Было бы хорошей или плохой идеей использовать localStorage для конфиденциальных данных (с учетом текущих реализаций HTML5)?

Какие методы я могу использовать для защиты данных, чтобы их не мог прочитать человек, имеющийдоступ на клиентском компьютере?

Answer 1

Плохая идея.

1. Кто-то, имеющий доступ к машине, всегда сможет прочитать локальное хранилище, и вы ничего не можете сделать, чтобы предотвратить его. Просто введите «localStorage» в консоли Firebug, и вы получите все пары ключ / значение, перечисленные в списке.
2. Если в вашем приложении есть уязвимость XSS, все, что хранится в localStorage, доступно для злоумышленника.
3. Вы можете попробовать зашифровать его, но есть одна загвоздка. Шифрование на клиенте возможно, но это означает, что пользователь должен предоставить пароль и , вы должны зависеть от не очень хорошо проверенных реализаций криптографии на JavaScript.
4. Шифрование на стороне сервера, конечно, возможно, но тогда клиентский код не может прочитать или обновить его, и поэтому вы сократили localStorage до прославленного файла cookie.
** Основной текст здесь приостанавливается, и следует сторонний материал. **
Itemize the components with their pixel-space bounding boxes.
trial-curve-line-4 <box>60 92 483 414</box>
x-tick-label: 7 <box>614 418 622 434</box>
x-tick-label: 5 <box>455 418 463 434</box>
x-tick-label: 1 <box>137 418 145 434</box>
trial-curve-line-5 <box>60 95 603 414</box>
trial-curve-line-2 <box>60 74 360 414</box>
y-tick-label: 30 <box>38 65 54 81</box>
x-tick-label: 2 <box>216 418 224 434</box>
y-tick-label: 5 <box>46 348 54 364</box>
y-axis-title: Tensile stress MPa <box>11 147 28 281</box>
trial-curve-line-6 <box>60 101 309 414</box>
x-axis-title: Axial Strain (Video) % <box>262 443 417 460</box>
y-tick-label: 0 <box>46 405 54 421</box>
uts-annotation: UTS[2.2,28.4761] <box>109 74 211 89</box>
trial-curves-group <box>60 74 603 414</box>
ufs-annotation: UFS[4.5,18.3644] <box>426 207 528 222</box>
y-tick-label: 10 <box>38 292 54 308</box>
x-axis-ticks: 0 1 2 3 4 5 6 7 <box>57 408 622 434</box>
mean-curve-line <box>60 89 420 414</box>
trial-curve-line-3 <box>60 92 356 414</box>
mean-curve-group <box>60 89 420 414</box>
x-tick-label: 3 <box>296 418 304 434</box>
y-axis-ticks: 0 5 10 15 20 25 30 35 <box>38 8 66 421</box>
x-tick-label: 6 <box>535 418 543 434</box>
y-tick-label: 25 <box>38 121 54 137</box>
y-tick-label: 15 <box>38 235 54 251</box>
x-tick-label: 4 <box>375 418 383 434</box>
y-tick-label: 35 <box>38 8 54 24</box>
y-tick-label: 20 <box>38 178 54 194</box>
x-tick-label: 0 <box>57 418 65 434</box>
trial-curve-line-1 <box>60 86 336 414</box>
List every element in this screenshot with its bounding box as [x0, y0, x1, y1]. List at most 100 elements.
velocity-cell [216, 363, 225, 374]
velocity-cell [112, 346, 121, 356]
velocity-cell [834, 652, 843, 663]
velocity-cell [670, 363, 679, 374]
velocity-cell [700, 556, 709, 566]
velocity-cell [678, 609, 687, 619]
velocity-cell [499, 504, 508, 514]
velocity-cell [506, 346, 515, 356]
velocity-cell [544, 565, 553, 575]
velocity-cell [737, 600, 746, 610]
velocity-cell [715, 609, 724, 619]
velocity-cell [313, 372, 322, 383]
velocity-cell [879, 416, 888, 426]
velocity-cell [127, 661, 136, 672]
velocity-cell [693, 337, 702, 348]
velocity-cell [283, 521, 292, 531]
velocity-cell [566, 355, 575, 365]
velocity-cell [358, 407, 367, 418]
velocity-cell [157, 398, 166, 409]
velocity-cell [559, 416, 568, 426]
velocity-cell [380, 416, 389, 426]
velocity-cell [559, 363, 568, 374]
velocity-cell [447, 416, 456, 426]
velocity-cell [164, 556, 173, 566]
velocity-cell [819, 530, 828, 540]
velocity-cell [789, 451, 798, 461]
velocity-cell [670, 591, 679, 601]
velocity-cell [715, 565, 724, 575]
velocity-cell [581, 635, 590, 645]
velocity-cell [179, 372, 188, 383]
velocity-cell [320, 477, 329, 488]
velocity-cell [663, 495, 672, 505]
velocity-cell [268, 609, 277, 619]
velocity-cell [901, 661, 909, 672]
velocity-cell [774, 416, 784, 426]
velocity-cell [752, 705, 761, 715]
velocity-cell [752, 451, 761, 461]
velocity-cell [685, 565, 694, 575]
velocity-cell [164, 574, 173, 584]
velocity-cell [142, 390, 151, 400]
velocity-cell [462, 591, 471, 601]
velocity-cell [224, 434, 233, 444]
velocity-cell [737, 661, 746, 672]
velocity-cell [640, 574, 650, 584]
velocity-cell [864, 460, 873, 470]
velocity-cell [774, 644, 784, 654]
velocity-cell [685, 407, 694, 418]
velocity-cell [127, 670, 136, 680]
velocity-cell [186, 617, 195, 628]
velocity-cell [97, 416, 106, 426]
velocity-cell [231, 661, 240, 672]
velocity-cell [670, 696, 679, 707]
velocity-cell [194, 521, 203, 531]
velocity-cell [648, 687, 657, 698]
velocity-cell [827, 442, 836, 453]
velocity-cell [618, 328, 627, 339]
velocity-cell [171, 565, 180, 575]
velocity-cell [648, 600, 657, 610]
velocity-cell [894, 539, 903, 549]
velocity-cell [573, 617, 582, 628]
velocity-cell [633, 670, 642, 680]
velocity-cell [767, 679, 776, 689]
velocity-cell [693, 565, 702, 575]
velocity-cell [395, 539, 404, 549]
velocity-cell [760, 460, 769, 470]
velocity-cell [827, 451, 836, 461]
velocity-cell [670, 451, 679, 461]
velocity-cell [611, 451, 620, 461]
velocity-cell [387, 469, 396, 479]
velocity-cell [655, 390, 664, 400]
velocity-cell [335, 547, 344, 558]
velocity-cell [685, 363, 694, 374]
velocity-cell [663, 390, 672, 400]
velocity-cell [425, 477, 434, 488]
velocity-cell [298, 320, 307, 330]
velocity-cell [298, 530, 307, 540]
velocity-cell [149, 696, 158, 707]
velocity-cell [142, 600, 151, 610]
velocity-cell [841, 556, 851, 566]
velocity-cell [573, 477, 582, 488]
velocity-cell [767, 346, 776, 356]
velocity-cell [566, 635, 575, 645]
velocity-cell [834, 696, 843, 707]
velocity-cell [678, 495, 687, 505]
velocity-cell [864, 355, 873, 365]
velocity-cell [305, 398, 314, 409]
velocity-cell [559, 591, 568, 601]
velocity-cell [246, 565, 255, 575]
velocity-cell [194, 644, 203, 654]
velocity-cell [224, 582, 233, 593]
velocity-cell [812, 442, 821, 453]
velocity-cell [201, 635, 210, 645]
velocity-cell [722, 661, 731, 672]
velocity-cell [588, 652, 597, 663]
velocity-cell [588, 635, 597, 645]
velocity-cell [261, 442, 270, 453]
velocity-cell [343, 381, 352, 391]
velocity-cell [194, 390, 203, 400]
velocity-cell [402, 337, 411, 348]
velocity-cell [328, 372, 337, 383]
Если он должен быть защищенным, лучше не отправлять его клиенту. То, что не находится под вашим контролем, никогда не может быть в безопасности.

Answer 2

Криптография с открытым ключом может применяться для предотвращения любого вида вторжения. Кроме того, проверки целостности данных (например, CRC или хэши) могут использоваться для проверки данных на сервере.